On June 22, 2016, I traveled to Altamira, in the state of Pará, Brazil, a city affected by the Belo Monte hydropower dam on the Xingu River. I was able to exchange ideas with the people who were displaced by the dam, built by the Norte Energia company, who are now resisting these abuses. Raymunda, a fisherwoman, left an especially strong mark on my memory because despite what she had suffered, she was happy and optimistic. She clarified that she had not been displaced but rather expelled from the Xingu by the Belo Monte project. When I asked her who had taught her to fish, she said: “Hunger taught me to fish.”

During the São Paulo research days, of the 32nd Bienal de São Paulo, I spoke at a panel in the company of Ailton Krenak, an environmentalist and one of the leaders of the Brazilian indigenous movement. When it was over, we went to eat with others who had participated in the event and I told Ailton of my wish to do fieldwork in the basin of the Doce River. The Krenaki indigenous people are the only survivors of the original inhabitants of the banks of the Doce River, in the state of Minas Gerais. On November 5, 2015, the Fundão dam burst. This dam was built to contain the mining wastes of Samarco, a joint venture
between Vale and BHP Billiton, causing an avalanche of toxic slime which contaminated parts of the rivers Gualaxo do Norte and Do Carmo, and the whole of the basin of the Doce River, reaching the Atlantic Ocean. This is the worst environmental crime in the history of Brazil. It affected four million people who live in the basin of that river, annihilated its biodiversity and harmed marine life at its mouth.
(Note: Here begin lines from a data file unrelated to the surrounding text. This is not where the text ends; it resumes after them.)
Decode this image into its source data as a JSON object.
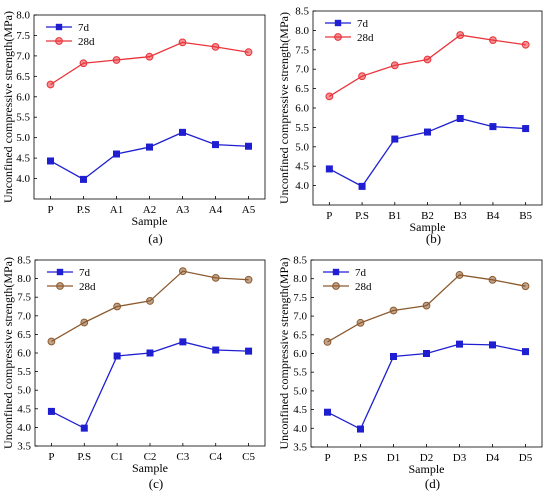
{
  "figure": {
    "panels": [
      "a",
      "b",
      "c",
      "d"
    ]
  },
  "chart_data": [
    {
      "panel_label": "(a)",
      "type": "line",
      "xlabel": "Sample",
      "ylabel": "Unconfined compressive strength(MPa)",
      "categories": [
        "P",
        "P.S",
        "A1",
        "A2",
        "A3",
        "A4",
        "A5"
      ],
      "ylim": [
        3.5,
        8.0
      ],
      "yticks": [
        "4.0",
        "4.5",
        "5.0",
        "5.5",
        "6.0",
        "6.5",
        "7.0",
        "7.5",
        "8.0"
      ],
      "legend_position": "top-left",
      "series": [
        {
          "name": "7d",
          "marker": "square",
          "color": "#1f1fd1",
          "values": [
            4.43,
            3.98,
            4.6,
            4.77,
            5.13,
            4.83,
            4.79
          ]
        },
        {
          "name": "28d",
          "marker": "circle",
          "color": "#e8343a",
          "values": [
            6.3,
            6.82,
            6.9,
            6.98,
            7.33,
            7.22,
            7.09
          ]
        }
      ]
    },
    {
      "panel_label": "(b)",
      "type": "line",
      "xlabel": "Sample",
      "ylabel": "Unconfined compressive strength(MPa)",
      "categories": [
        "P",
        "P.S",
        "B1",
        "B2",
        "B3",
        "B4",
        "B5"
      ],
      "ylim": [
        3.5,
        8.5
      ],
      "yticks": [
        "4.0",
        "4.5",
        "5.0",
        "5.5",
        "6.0",
        "6.5",
        "7.0",
        "7.5",
        "8.0",
        "8.5"
      ],
      "legend_position": "top-left",
      "series": [
        {
          "name": "7d",
          "marker": "square",
          "color": "#1f1fd1",
          "values": [
            4.43,
            3.98,
            5.2,
            5.38,
            5.73,
            5.52,
            5.47
          ]
        },
        {
          "name": "28d",
          "marker": "circle",
          "color": "#e8343a",
          "values": [
            6.3,
            6.82,
            7.1,
            7.25,
            7.88,
            7.75,
            7.63
          ]
        }
      ]
    },
    {
      "panel_label": "(c)",
      "type": "line",
      "xlabel": "Sample",
      "ylabel": "Unconfined compressive strength(MPa)",
      "categories": [
        "P",
        "P.S",
        "C1",
        "C2",
        "C3",
        "C4",
        "C5"
      ],
      "ylim": [
        3.5,
        8.5
      ],
      "yticks": [
        "3.5",
        "4.0",
        "4.5",
        "5.0",
        "5.5",
        "6.0",
        "6.5",
        "7.0",
        "7.5",
        "8.0",
        "8.5"
      ],
      "legend_position": "top-left",
      "series": [
        {
          "name": "7d",
          "marker": "square",
          "color": "#1f1fd1",
          "values": [
            4.43,
            3.98,
            5.92,
            6.0,
            6.3,
            6.08,
            6.05
          ]
        },
        {
          "name": "28d",
          "marker": "circle",
          "color": "#8c5a2e",
          "values": [
            6.31,
            6.82,
            7.25,
            7.4,
            8.2,
            8.02,
            7.97
          ]
        }
      ]
    },
    {
      "panel_label": "(d)",
      "type": "line",
      "xlabel": "Sample",
      "ylabel": "Unconfined compressive strength(MPa)",
      "categories": [
        "P",
        "P.S",
        "D1",
        "D2",
        "D3",
        "D4",
        "D5"
      ],
      "ylim": [
        3.5,
        8.5
      ],
      "yticks": [
        "3.5",
        "4.0",
        "4.5",
        "5.0",
        "5.5",
        "6.0",
        "6.5",
        "7.0",
        "7.5",
        "8.0",
        "8.5"
      ],
      "legend_position": "top-left",
      "series": [
        {
          "name": "7d",
          "marker": "square",
          "color": "#1f1fd1",
          "values": [
            4.43,
            3.98,
            5.92,
            6.0,
            6.25,
            6.23,
            6.05
          ]
        },
        {
          "name": "28d",
          "marker": "circle",
          "color": "#8c5a2e",
          "values": [
            6.31,
            6.82,
            7.15,
            7.28,
            8.1,
            7.97,
            7.8
          ]
        }
      ]
    }
  ]
}
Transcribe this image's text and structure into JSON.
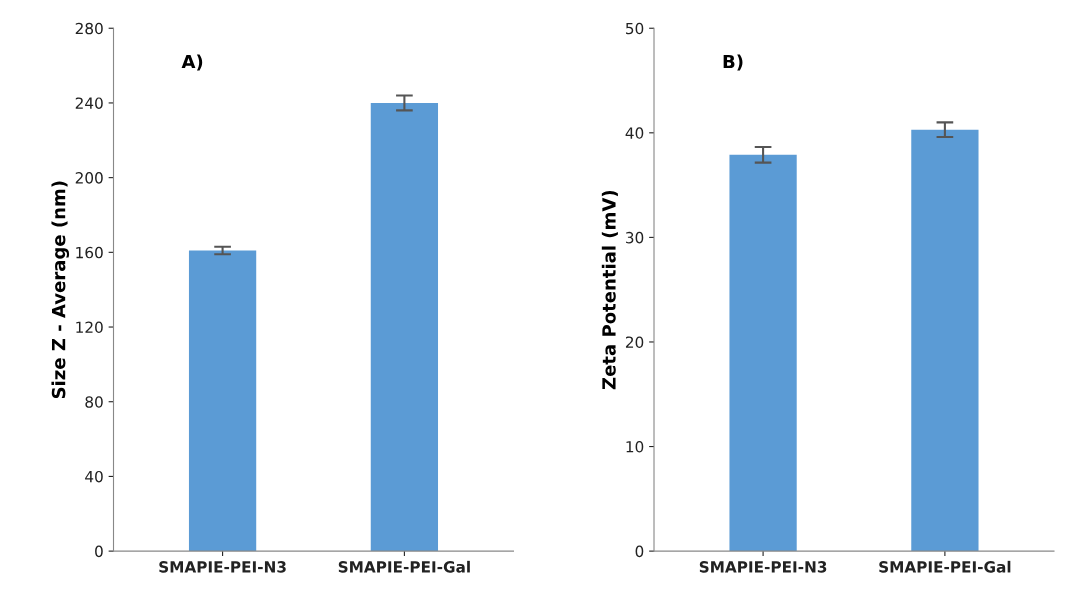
{
  "chart_data": [
    {
      "type": "bar",
      "title": "A)",
      "ylabel": "Size Z - Average (nm)",
      "categories": [
        "SMAPIE-PEI-N3",
        "SMAPIE-PEI-Gal"
      ],
      "values": [
        161,
        240
      ],
      "errors": [
        2,
        4
      ],
      "color": "#5b9bd5",
      "ylim": [
        0,
        280
      ],
      "yticks": [
        0,
        40,
        80,
        120,
        160,
        200,
        240,
        280
      ],
      "grid": false
    },
    {
      "type": "bar",
      "title": "B)",
      "ylabel": "Zeta Potential (mV)",
      "categories": [
        "SMAPIE-PEI-N3",
        "SMAPIE-PEI-Gal"
      ],
      "values": [
        37.9,
        40.3
      ],
      "errors": [
        0.75,
        0.7
      ],
      "color": "#5b9bd5",
      "ylim": [
        0,
        50
      ],
      "yticks": [
        0,
        10,
        20,
        30,
        40,
        50
      ],
      "grid": false
    }
  ]
}
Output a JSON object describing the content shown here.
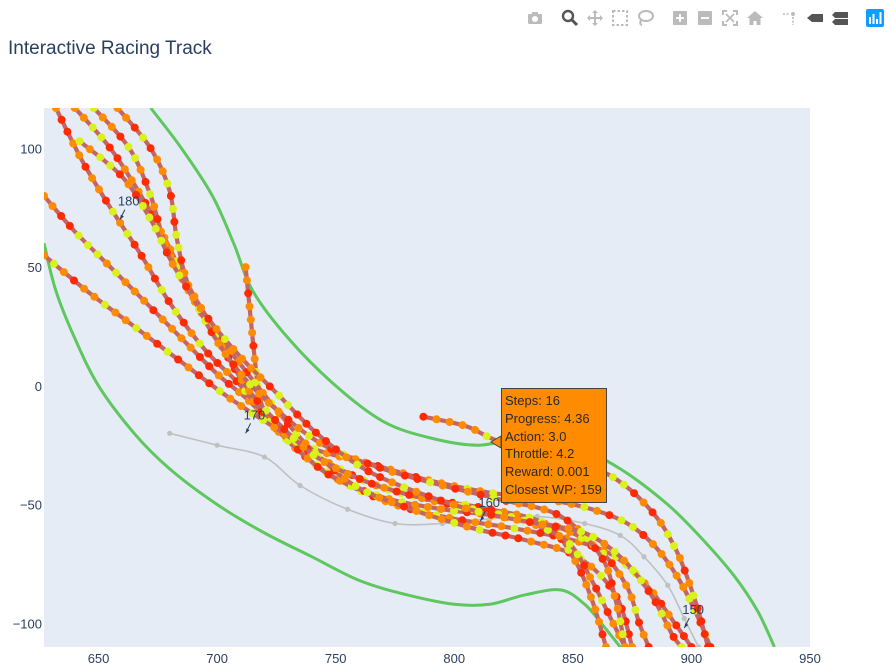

The collapse of the Fundão dam profoundly disturbed the Krenaki people, since their lives are closely linked with the life of that river. Ailton told me that the Krenakis call the Doce River ‘Watu’, which means ‘grandfather’ in their language. For centuries, the Krenaki people have been the victims of a slow, systematic, drop-bydrop violence on the part of the mining industry in that region, one which goes back centuries. This violence is spread through the contaminated soils, streams and pipelines which contain particles of iron, manganese, sulfur and other heavy metals that they are literally forced to drink and breathe and which gradually penetrate their bodies.

The contamination of the Watu is the most visible sign of the environmental racism caused by ‘development’ and it is threatening the traditional peoples of Brazil and the whole of the Americas. Ailton told me that the elders of the Krenaki people say that Watu is not dead, contrary to what scientists and experts believe. The elders say that Watu is more intelligent than the toxic slime and when it felt it coming, it hid under the ground. Thus, Watu is underneath the riverbed, like a dormant volcano, like a latent lightning ray, and
dreams of the day when it can emerge again and embrace its granddaughters and grandsons.

When I had my intrauterine device removed in 2013, I felt that any internal or external dam, regardless of its size, can be removed or dismantled.  I had it inserted in 2005 to prevent having any more children. During eight years I had an internal dam inside of me which interfered with my periods; an object designed and produced by a patriarchal system which insists on possessing and abusing women’s bodies, just as it does with
bodies of water.
When I held the device in my hand, its T-shape evoked certain blueprints for the building of dams. The ‘T’ and its copper sheath reminded me of electricity transmission towers and of the materials and substances which transmit electricity, energy and power in my body. I thought of my body as a field of learning. My body, my territory. My right to life, my right to territory. And I thought, when a voice is returned to the lands and waters that have been used as resources, when we take a collective stance for the earth, for the water itself, we stop being a threat and we become a promise.